The visual appearance of the CK Vulpeculae nebula and the high speeds the team observed could help astronomers recognize relics of similar events – in our Milky Way or in external galaxies – that have occurred in the past.

“It is difficult at this point to offer a definitive or convincing explanation for the origin of the 1670 eruption of CK Vulpeculae,” Banerjee concluded. “Even 350 years after the discovery of Voituret, the nature of the explosion remains a mystery. “

Notes

[1] 17th-century astronomers who observed the bright new star CK Vulpeculae included prominent Polish mayor, brewer, and astronomer Johannes Hevelius and Franco-Italian astronomer Giovanni Domenico. Cassini, who discovered four of the Saturnthe moons. After it disappeared from sight in 1671, there were numerous unsuccessful attempts over the centuries to recover it, some by renowned astronomers such as Halley, Pickering and Humason.

[2] A spectrograph is an instrument that divides the light of an astronomical object into its wavelengths, which makes it possible to measure the composition of the gas emitting the light, its speed, and other traits.

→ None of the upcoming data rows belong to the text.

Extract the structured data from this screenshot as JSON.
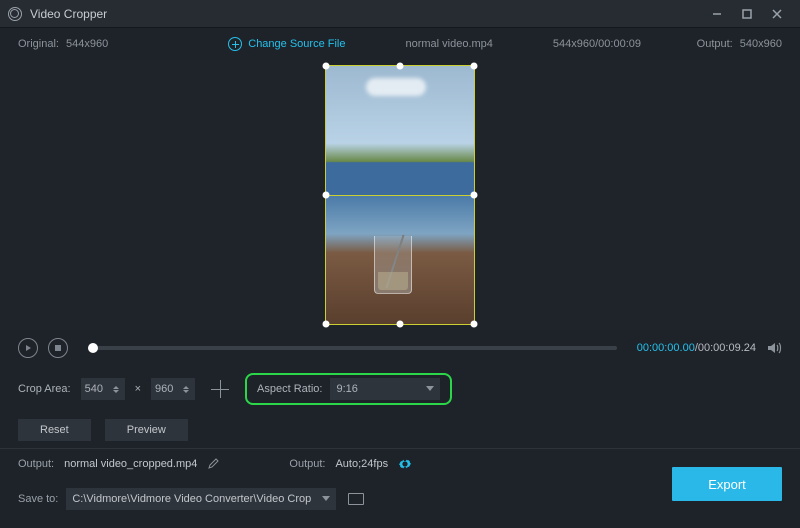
{
  "titlebar": {
    "title": "Video Cropper"
  },
  "infobar": {
    "original_label": "Original:",
    "original_value": "544x960",
    "change_source": "Change Source File",
    "filename": "normal video.mp4",
    "dims_time": "544x960/00:00:09",
    "output_label": "Output:",
    "output_value": "540x960"
  },
  "playback": {
    "current": "00:00:00.00",
    "total": "/00:00:09.24"
  },
  "controls": {
    "crop_area_label": "Crop Area:",
    "width": "540",
    "times": "×",
    "height": "960",
    "aspect_label": "Aspect Ratio:",
    "aspect_value": "9:16",
    "reset": "Reset",
    "preview": "Preview"
  },
  "output": {
    "out_label1": "Output:",
    "out_file": "normal video_cropped.mp4",
    "out_label2": "Output:",
    "out_format": "Auto;24fps",
    "save_label": "Save to:",
    "save_path": "C:\\Vidmore\\Vidmore Video Converter\\Video Crop",
    "export": "Export"
  }
}
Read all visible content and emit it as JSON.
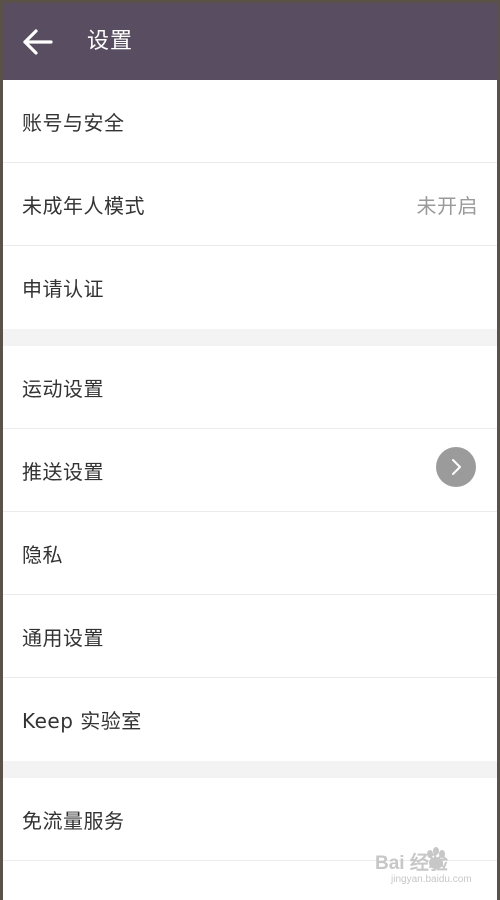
{
  "header": {
    "title": "设置"
  },
  "groups": [
    {
      "items": [
        {
          "label": "账号与安全",
          "value": ""
        },
        {
          "label": "未成年人模式",
          "value": "未开启"
        },
        {
          "label": "申请认证",
          "value": ""
        }
      ]
    },
    {
      "items": [
        {
          "label": "运动设置",
          "value": ""
        },
        {
          "label": "推送设置",
          "value": ""
        },
        {
          "label": "隐私",
          "value": ""
        },
        {
          "label": "通用设置",
          "value": ""
        },
        {
          "label": "Keep 实验室",
          "value": ""
        }
      ]
    },
    {
      "items": [
        {
          "label": "免流量服务",
          "value": ""
        }
      ]
    }
  ],
  "watermark": {
    "main": "Bai  经验",
    "sub": "jingyan.baidu.com"
  },
  "colors": {
    "topbar": "#594e61",
    "row_text": "#333333",
    "value_text": "#9a9a9a",
    "floating_button": "#9b9b9b"
  },
  "icons": {
    "back": "arrow-left-icon",
    "floating": "chevron-right-icon"
  }
}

[3] Just as the height of an ambulance siren changes depending on whether the vehicle is approaching or moving away from you, astronomical objects change color depending on whether they are approaching or moving away from an observer. Objects moving away from Earth become redder (called redshift) and objects approaching become more blue (called blueshift).

[4] The brightness of an object is inversely proportional to the square of the distance from an observer. In the case of CK Vulpeculae, if the explosion of 1670 occurred five times further, it must have been 5² = 25 times brighter.

More information

This research is presented in the article Near infrared spectroscopy of CK vulpecules: revealing a remarkably powerful explosion from the past appear in the Letters from the Astrophysical Journal.

Reference: “Infrared spectroscopy of CK vulpecules: revealing a remarkably powerful explosion from the past” by DPK Banerjee (PRL, India), TR Geballe (Gemini Observatory), A. Evans (Keele University), M. Shahbandeh (Florida State University), CE Woodward, RD Gehrz (Minnesota Institute for Astrophysics), SPS Eyres (University of South Wales), S. Starrfield (Arizona State University), A. Zijlstra (University of Manchester), accepted, Letters from the Astrophysical Journal.
arXiv: 2011.02939

The team consisted of DPK Banerjee (Division of Astronomy and Astrophysics, Ahmedabad Physical Research Laboratory), TR Geballe (NSF Gemini / NOIRLab Observatory), A. Evans (Lennard Jones Laboratories, Keele University) , M. Shahbandeh (Department of Physics, Florida State University),

CE Woodward (Minnesota Institute for Astrophysics, University of Minnesota), RD Gehrz (Minnesota Institute for Astrophysics, University of Minnesota), SPS Eyres (Faculty of Computing, Engineering, and Science, University of South Wales), S. Starrfield (School of Earth and Space Exploration, Arizona State University), and A. Zijlstra (Jodrell Bank Center for Astrophysics, University of Manchester).